FCA Upholds Sommerer re Subsection 75(2) and FMV Sales
The FCA has upheld the TCC's decision in Sommerer (2012 FCA 207). The decision will be well received by taxpayers and their advisers with respect to the application of subsection 75(2). It remains to be seen whether the CRA will seek leave to appeal the decision to the SCC.
In Sommerer, a Canadian-resident taxpayer sold shares at FMV to an Austrian private foundation of which he was a beneficiary. Some time later, the foundation sold the shares to arm's-length parties and realized sizable capital gains. The Crown took the position that subsection 75(2) applied to attribute the gains back to the taxpayer. The taxpayer appealed to the TCC.
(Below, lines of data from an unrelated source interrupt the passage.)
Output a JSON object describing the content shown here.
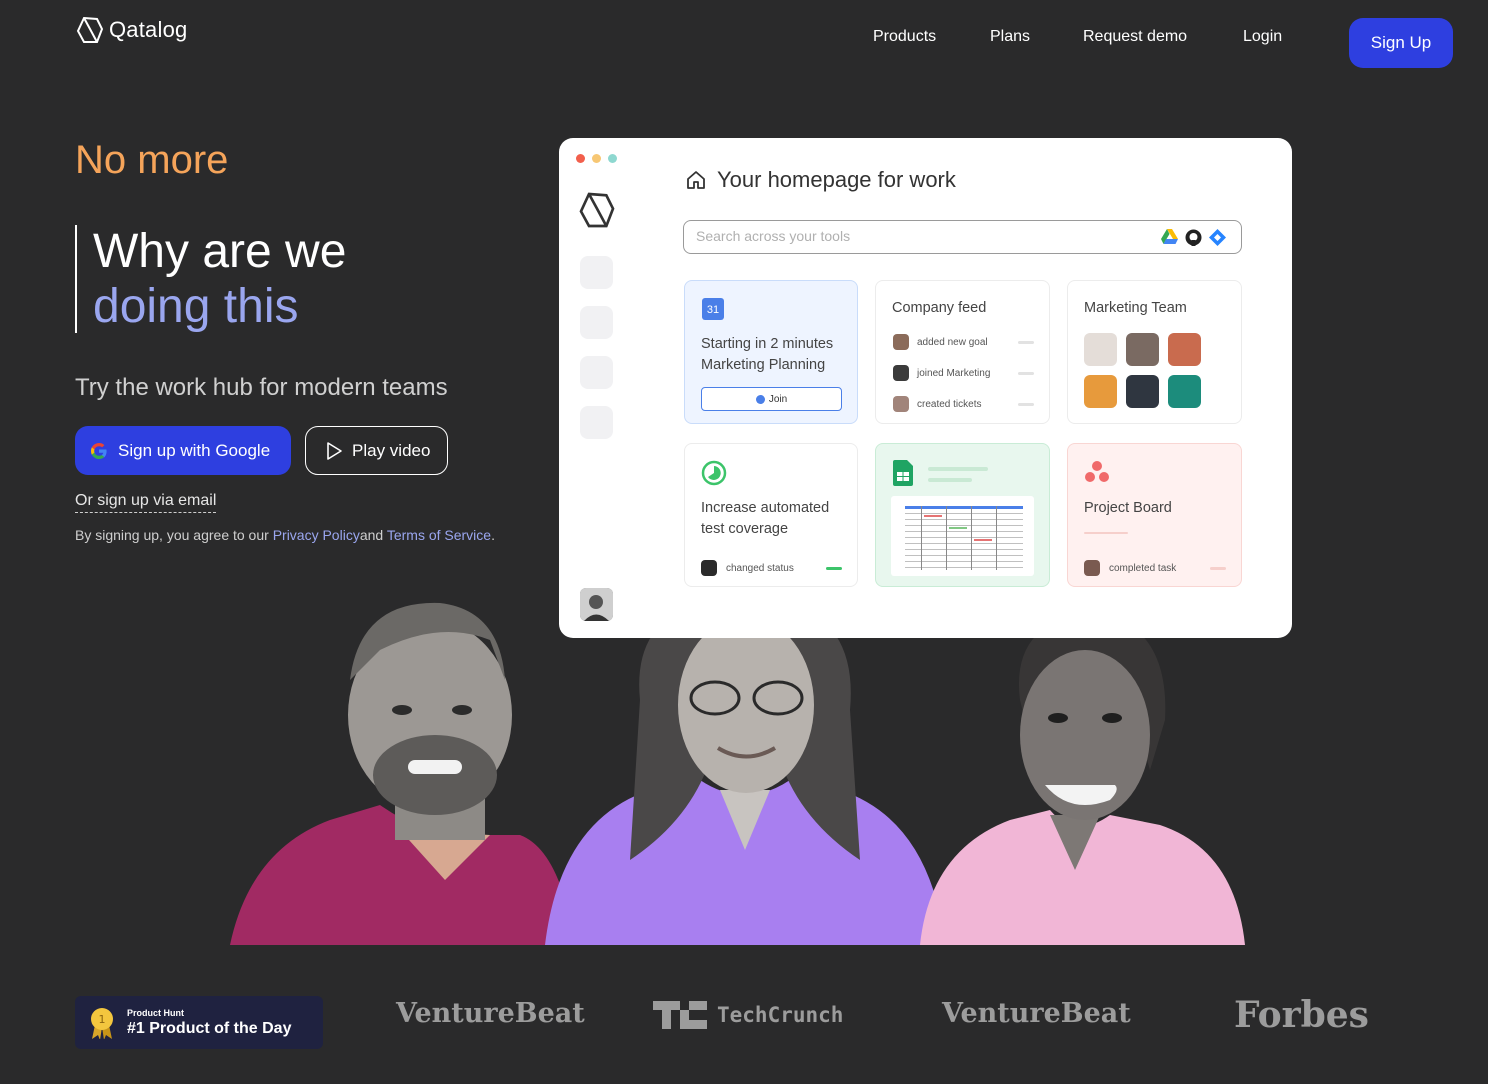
{
  "nav": {
    "logo_text": "Qatalog",
    "links": [
      "Products",
      "Plans",
      "Request demo",
      "Login"
    ],
    "signup_label": "Sign Up"
  },
  "hero": {
    "eyebrow": "No more",
    "headline_line1": "Why are we",
    "headline_line2": "doing this",
    "tagline": "Try the work hub for modern teams",
    "google_button": "Sign up with Google",
    "video_button": "Play video",
    "email_link": "Or sign up via email",
    "legal_prefix": "By signing up, you agree to our ",
    "privacy_link": "Privacy Policy",
    "legal_and": "and ",
    "terms_link": "Terms of Service",
    "legal_suffix": "."
  },
  "app": {
    "title": "Your homepage for work",
    "search_placeholder": "Search across your tools",
    "meeting_card": {
      "date": "31",
      "line1": "Starting in 2 minutes",
      "line2": "Marketing Planning",
      "join_label": "Join"
    },
    "feed_card": {
      "title": "Company feed",
      "items": [
        "added new goal",
        "joined Marketing",
        "created tickets"
      ]
    },
    "team_card": {
      "title": "Marketing Team"
    },
    "coverage_card": {
      "line1": "Increase automated",
      "line2": "test coverage",
      "status": "changed status"
    },
    "board_card": {
      "title": "Project Board",
      "status": "completed task"
    }
  },
  "press": {
    "ph_small": "Product Hunt",
    "ph_big": "#1 Product of the Day",
    "ph_medal": "1",
    "logos": [
      "VentureBeat",
      "TechCrunch",
      "VentureBeat",
      "Forbes"
    ]
  },
  "colors": {
    "background": "#2a2a2b",
    "accent_blue": "#2e3fe0",
    "eyebrow_orange": "#f5a45a",
    "headline_lavender": "#9aa6ef"
  }
}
Subsection 75(2) applies to attribute income, losses, capital gains, and capital losses to a person who transfers property to a trust if the property or property substituted therefor may revert to that person, that person may determine who will receive the property, or the property cannot be disposed of without that person's consent or direction. Another adverse consequence arises if this attribution rule applies to a trust at any time: a tax-free rollout of property from the trust to beneficiaries is not available (unless the distribution is made to the transferor or the transferor's spouse). The result is that the trust is deemed to dispose of property at FMV on a distribution to a beneficiary other than to the transferor or the transferor's spouse.
The TCC held that subsection 75(2) does not apply where a trust acquires property from a beneficiary at FMV (2011 TCC 212). Writing for the FCA, Sharlow J agreed with the statutory interpretation analysis and conclusion of the TCC and added that a purposive interpretation of subsection 75(2) should be adopted. The FCA described a scenario in which a mother settles a trust for her children with cash and names herself as a contingent beneficiary. The trust uses the cash to purchase a painting from one of the children, and then sells the painting for a gain. Under the Crown's interpretation, this gain is attributed both to the mother (because the painting is property substituted for the cash she contributed and she is a beneficiary) and to the child (because the child has sold property to the trust and is also a beneficiary). The FCA held that Parliament could not have intended such an absurd outcome, and therefore subsection 75(2) does not apply to attribute income, losses, capital gains, or capital losses to a transferor who receives FMV consideration from the trust.
Provided that the FCA's interpretation is not reversed through a possible appeal, the result is that the application of subsection 75(2) has been greatly narrowed. This will broaden planning opportunities for taxpayers and their advisers.